I guess the question remains. Is EC2’s pricing telling us something deep about the pricing power, or are they caught in a classic boiling the frog situation when the signals the market is giving them are too weak to trigger a reaction. Hirshman tells a story about how the US automakers failed to hear customer quality complaints because the complainers just rotated around between them; presumably hearing such signals would be even harder if the market was growing as fast as the cloud markets are.
What I didn’t comprehend until recently is how much these systems are about impulse. Not just that you can build something impulsively, but also that you gains some assurance that you will be able to reap the value to be had when the unpredictable impulse of usage hits. The larger the proportion of activity which is slotted into either of those categories the more these systems dominate. I’d guess that proportion is over 80% of all activity.

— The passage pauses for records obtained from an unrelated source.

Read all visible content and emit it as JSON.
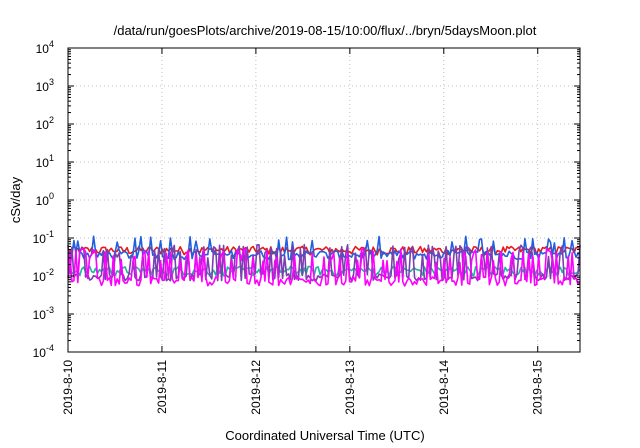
{
  "chart_data": {
    "type": "line",
    "title": "/data/run/goesPlots/archive/2019-08-15/10:00/flux/../bryn/5daysMoon.plot",
    "xlabel": "Coordinated Universal Time (UTC)",
    "ylabel": "cSv/day",
    "yscale": "log",
    "ylim_exp": [
      -4,
      4
    ],
    "y_tick_exponents": [
      -4,
      -3,
      -2,
      -1,
      0,
      1,
      2,
      3,
      4
    ],
    "y_tick_base": "10",
    "x_ticks": [
      "2019-8-10",
      "2019-8-11",
      "2019-8-12",
      "2019-8-13",
      "2019-8-14",
      "2019-8-15"
    ],
    "xlim_days": [
      0,
      5.45
    ],
    "grid": true,
    "colors": {
      "red": "#e8191b",
      "blue": "#1f5fe0",
      "purple": "#7b3fb0",
      "teal": "#1fb59a",
      "magenta": "#ff00ff"
    },
    "series": [
      {
        "color": "red",
        "base": 0.048,
        "amp": 0.012
      },
      {
        "color": "blue",
        "base": 0.037,
        "amp": 0.01
      },
      {
        "color": "teal",
        "base": 0.014,
        "amp": 0.004
      },
      {
        "color": "purple",
        "base": 0.0095,
        "amp": 0.002
      },
      {
        "color": "magenta",
        "base": 0.0075,
        "amp": 0.002
      }
    ]
  }
}
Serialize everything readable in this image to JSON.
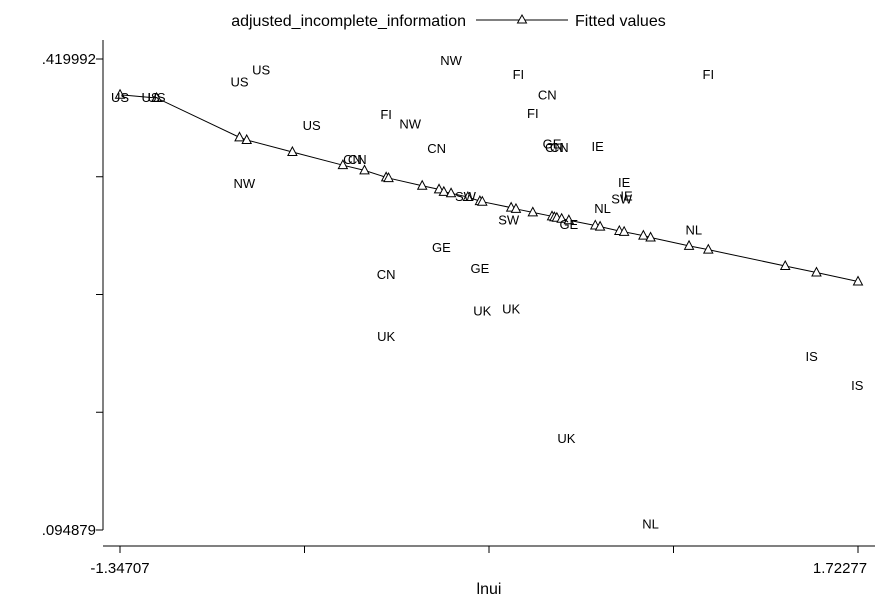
{
  "chart_data": {
    "type": "scatter",
    "title": "",
    "xlabel": "lnui",
    "ylabel": "",
    "xlim": [
      -1.34707,
      1.72277
    ],
    "ylim": [
      0.094879,
      0.419992
    ],
    "x_tick_labels": [
      "-1.34707",
      "1.72277"
    ],
    "y_tick_labels": [
      ".419992",
      ".094879"
    ],
    "legend": {
      "position": "top-center",
      "entries": [
        "adjusted_incomplete_information",
        "Fitted values"
      ]
    },
    "scatter_series": {
      "name": "adjusted_incomplete_information",
      "marker": "country-label",
      "points": [
        {
          "label": "US",
          "x": -1.347,
          "y": 0.3937
        },
        {
          "label": "US",
          "x": -1.22,
          "y": 0.3937
        },
        {
          "label": "US",
          "x": -1.195,
          "y": 0.3937
        },
        {
          "label": "US",
          "x": -0.85,
          "y": 0.4046
        },
        {
          "label": "US",
          "x": -0.76,
          "y": 0.4127
        },
        {
          "label": "US",
          "x": -0.55,
          "y": 0.3746
        },
        {
          "label": "NW",
          "x": -0.83,
          "y": 0.3343
        },
        {
          "label": "NW",
          "x": 0.03,
          "y": 0.4192
        },
        {
          "label": "NW",
          "x": -0.14,
          "y": 0.3754
        },
        {
          "label": "CN",
          "x": -0.38,
          "y": 0.3511
        },
        {
          "label": "CN",
          "x": -0.36,
          "y": 0.3511
        },
        {
          "label": "CN",
          "x": -0.24,
          "y": 0.2716
        },
        {
          "label": "CN",
          "x": -0.03,
          "y": 0.3584
        },
        {
          "label": "CN",
          "x": 0.43,
          "y": 0.3956
        },
        {
          "label": "CN",
          "x": 0.46,
          "y": 0.3592
        },
        {
          "label": "CN",
          "x": 0.48,
          "y": 0.3592
        },
        {
          "label": "FI",
          "x": -0.24,
          "y": 0.3819
        },
        {
          "label": "FI",
          "x": 0.31,
          "y": 0.4095
        },
        {
          "label": "FI",
          "x": 0.37,
          "y": 0.3827
        },
        {
          "label": "FI",
          "x": 1.1,
          "y": 0.4095
        },
        {
          "label": "GE",
          "x": -0.01,
          "y": 0.2901
        },
        {
          "label": "GE",
          "x": 0.15,
          "y": 0.2757
        },
        {
          "label": "GE",
          "x": 0.45,
          "y": 0.3617
        },
        {
          "label": "GE",
          "x": 0.52,
          "y": 0.3061
        },
        {
          "label": "SW",
          "x": 0.09,
          "y": 0.3253
        },
        {
          "label": "SW",
          "x": 0.27,
          "y": 0.3093
        },
        {
          "label": "SW",
          "x": 0.74,
          "y": 0.3237
        },
        {
          "label": "IE",
          "x": 0.64,
          "y": 0.36
        },
        {
          "label": "IE",
          "x": 0.75,
          "y": 0.3351
        },
        {
          "label": "IE",
          "x": 0.76,
          "y": 0.3259
        },
        {
          "label": "NL",
          "x": 0.66,
          "y": 0.3172
        },
        {
          "label": "NL",
          "x": 1.04,
          "y": 0.3023
        },
        {
          "label": "NL",
          "x": 0.86,
          "y": 0.0992
        },
        {
          "label": "UK",
          "x": -0.24,
          "y": 0.2287
        },
        {
          "label": "UK",
          "x": 0.16,
          "y": 0.2463
        },
        {
          "label": "UK",
          "x": 0.28,
          "y": 0.2479
        },
        {
          "label": "UK",
          "x": 0.51,
          "y": 0.1585
        },
        {
          "label": "IS",
          "x": 1.53,
          "y": 0.2149
        },
        {
          "label": "IS",
          "x": 1.72,
          "y": 0.1948
        }
      ]
    },
    "fitted_series": {
      "name": "Fitted values",
      "marker": "triangle",
      "x": [
        -1.347,
        -1.195,
        -0.85,
        -0.82,
        -0.63,
        -0.42,
        -0.33,
        -0.24,
        -0.23,
        -0.09,
        -0.02,
        0.0,
        0.03,
        0.1,
        0.15,
        0.16,
        0.28,
        0.3,
        0.37,
        0.45,
        0.46,
        0.47,
        0.49,
        0.52,
        0.63,
        0.65,
        0.73,
        0.75,
        0.83,
        0.86,
        1.02,
        1.1,
        1.42,
        1.55,
        1.72277
      ],
      "y": [
        0.3953,
        0.3931,
        0.3659,
        0.3641,
        0.3558,
        0.3467,
        0.3431,
        0.3383,
        0.3378,
        0.3325,
        0.33,
        0.3283,
        0.3273,
        0.3247,
        0.3219,
        0.3215,
        0.3174,
        0.3165,
        0.3141,
        0.3114,
        0.3108,
        0.3104,
        0.3097,
        0.3087,
        0.3051,
        0.3043,
        0.3013,
        0.3007,
        0.2981,
        0.2968,
        0.291,
        0.2884,
        0.2771,
        0.2726,
        0.2664
      ]
    }
  }
}
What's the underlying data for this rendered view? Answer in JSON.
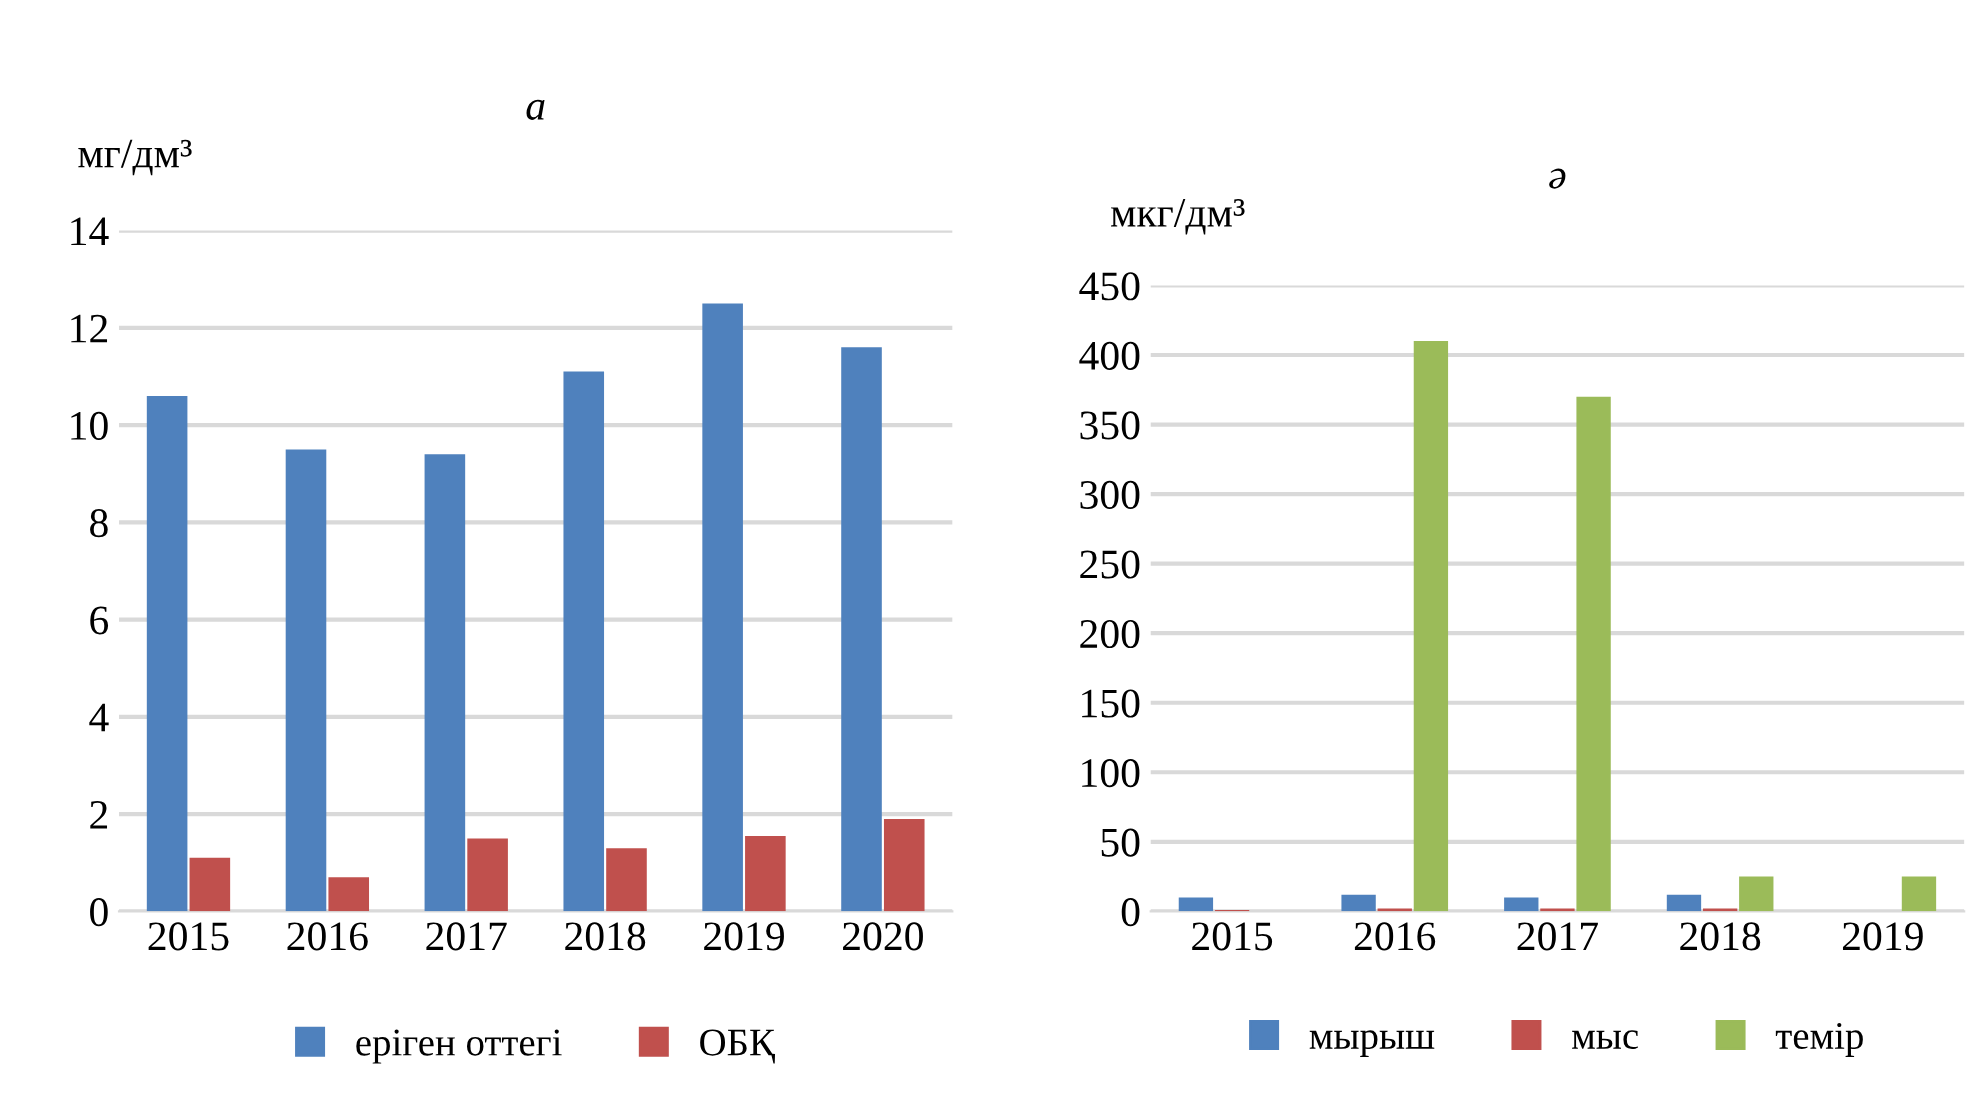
{
  "chart_data": [
    {
      "type": "bar",
      "title": "а",
      "ylabel": "мг/дм³",
      "categories": [
        "2015",
        "2016",
        "2017",
        "2018",
        "2019",
        "2020"
      ],
      "series": [
        {
          "name": "еріген оттегі",
          "color": "#4f81bd",
          "values": [
            10.6,
            9.5,
            9.4,
            11.1,
            12.5,
            11.6
          ]
        },
        {
          "name": "ОБҚ",
          "color": "#c0504d",
          "values": [
            1.1,
            0.7,
            1.5,
            1.3,
            1.55,
            1.9
          ]
        }
      ],
      "ylim": [
        0,
        14
      ],
      "yticks": [
        0,
        2,
        4,
        6,
        8,
        10,
        12,
        14
      ],
      "grid": "y",
      "legend": "bottom"
    },
    {
      "type": "bar",
      "title": "ә",
      "ylabel": "мкг/дм³",
      "categories": [
        "2015",
        "2016",
        "2017",
        "2018",
        "2019"
      ],
      "series": [
        {
          "name": "мырыш",
          "color": "#4f81bd",
          "values": [
            10,
            12,
            10,
            12,
            null
          ]
        },
        {
          "name": "мыс",
          "color": "#c0504d",
          "values": [
            1,
            2,
            2,
            2,
            null
          ]
        },
        {
          "name": "темір",
          "color": "#9bbb59",
          "values": [
            null,
            410,
            370,
            25,
            25
          ]
        }
      ],
      "ylim": [
        0,
        450
      ],
      "yticks": [
        0,
        50,
        100,
        150,
        200,
        250,
        300,
        350,
        400,
        450
      ],
      "grid": "y",
      "legend": "bottom"
    }
  ]
}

I wonder if switching (incumbered as it is with huge costs of many kinds for multi-homing) is actually deeply at odds with impulsive. Certainly when you build something rapidly, on impulse, you don’t front load a large prep to enable later switching. And, certainly when your between load spikes there is only a weak incentive to reduce the cost that will be incurred when that spike happens, if it every does.
I’ve been musing recently that their are, presumably, a class of business models that work because they catch passing load spikes. Businesses designed to have very low run rates until the earthquake, blizzard, hurricane, power grid failure, commodity price spike, fad, conference, passes thru. Such are naturally complementary to the cloud computers. It would be fun to be inside Amazon, where it might be possible to collect a large set of examples.
But high minded theories aside – I think it’s mostly switching costs are much higher than people want to admit. I can’t even get around to updating all the damn blog software.
Good point about impulsive purchases and the cost of dealing with load spikes.
If you look at the typical engineering problem, the difficulty is dealing with the load at 99th percentile, whether that be load on a web site or the design of a highway or a parking structure. If the system that you have bought into has an easy way of dealing with the one day a year you randomly need 10x or 100x your baseline load, then the true switching cost involves not just migrating to the new site but also testing its ability to deal with peaks, and you might not have any way to test that.
(I am sure there are plenty of cities that would be happy to have parking structures that never filled up in exchange for paying 2x or 3x more per hour for car parking.)